Hurricane Hilary heading up the coast to California when his own teenage daughter and several of her friends were due to drive back from a weekend in San Francisco was the impetus for prolific writer Jay Martel to create his latest play. But Parents in Chains – which has its official world premiere at Ensemble Theatre Company from March 12-30 at the New Vic Theatre – is mostly focused on the fretting of their six guardians, revealing the wide range of parental approaches through a series of messages exchanged over a text thread.
“All of us were concerned and consulting with each other on what the girls, who had grown up together, should do,” Martel recalled. “I’ve always been fascinated by how many different styles of parenting there are just within a couple blocks of where I live. Some parents still spank their kids, and others won’t even ever raise their voice. There are hovering helicopter parents, and ones who want their kids to be free range chickens.”
But an equal impetus is how texting has taken over our lives across the generations, even with the strong possibilities of miscommunication in the realm of nothing but words written with shorthand.
“Everybody had radically different ideas about how to deal with their daughters in this hurricane, and there were mixed messages in the thread over how to negotiate this one somewhat traumatic event” Martel said.
The play’s original conceit is that the entire story is told through the reading of texts, a cousin to the ever-popular Love Letters, although the actors in Chains won’t be chained to a podium. Martel – who served as a showrunner, producer and writer for the TV sketch show Key & Peele, and boasts Emmy, Peabody, WGA and American Comedy awards in his credits – created the script so that it’s both funny and heartfelt as well as dramatic.
Getting over the novelty of the format is what made it challenging to write, he said, but the format of having the actors read from phones or tablets is what allowed him to attract a series of veteran actors of stage and screen from Los Angeles to perform in the piece, which will have three different casts over its run.
“So many of them are my friends, and they’re much more likely to participate if it’s only a week and they don’t have to memorize pages of dialogue.”

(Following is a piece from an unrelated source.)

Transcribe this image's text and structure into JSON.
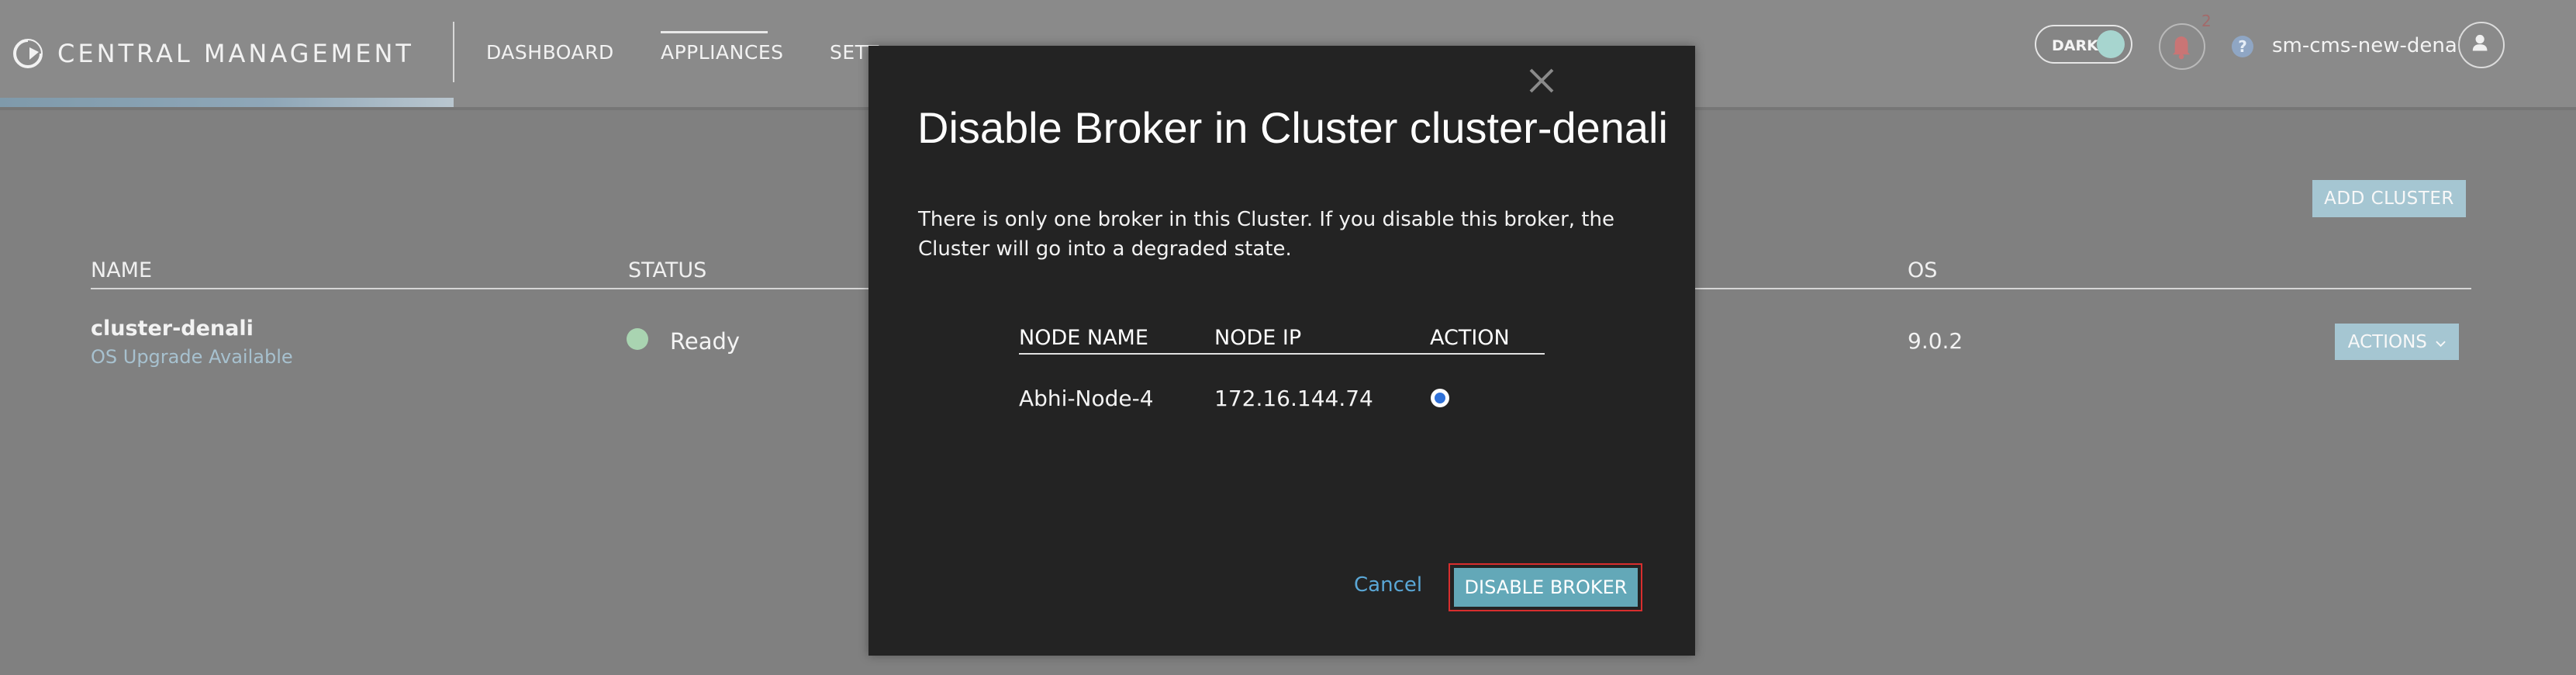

Sharon Lawrence (NYPD Blue, etc.) will appear all three weeks, Melora Hardin (The Office, Transparent) is booked for two, while Montecito resident Jane Lynch (Glee, The Weakest Link), Joshua Malina (The West Wing), John Ross Bowie (The Big Bang Theory), Thomas Sadoski (The Newsroom, The Crowded Room), Gina Torres (Firefly, Suits) and Matt Walsh (Veep) are among cast members performing for a single week. Veteran director of stage and screen Andy Fickman will direct the run.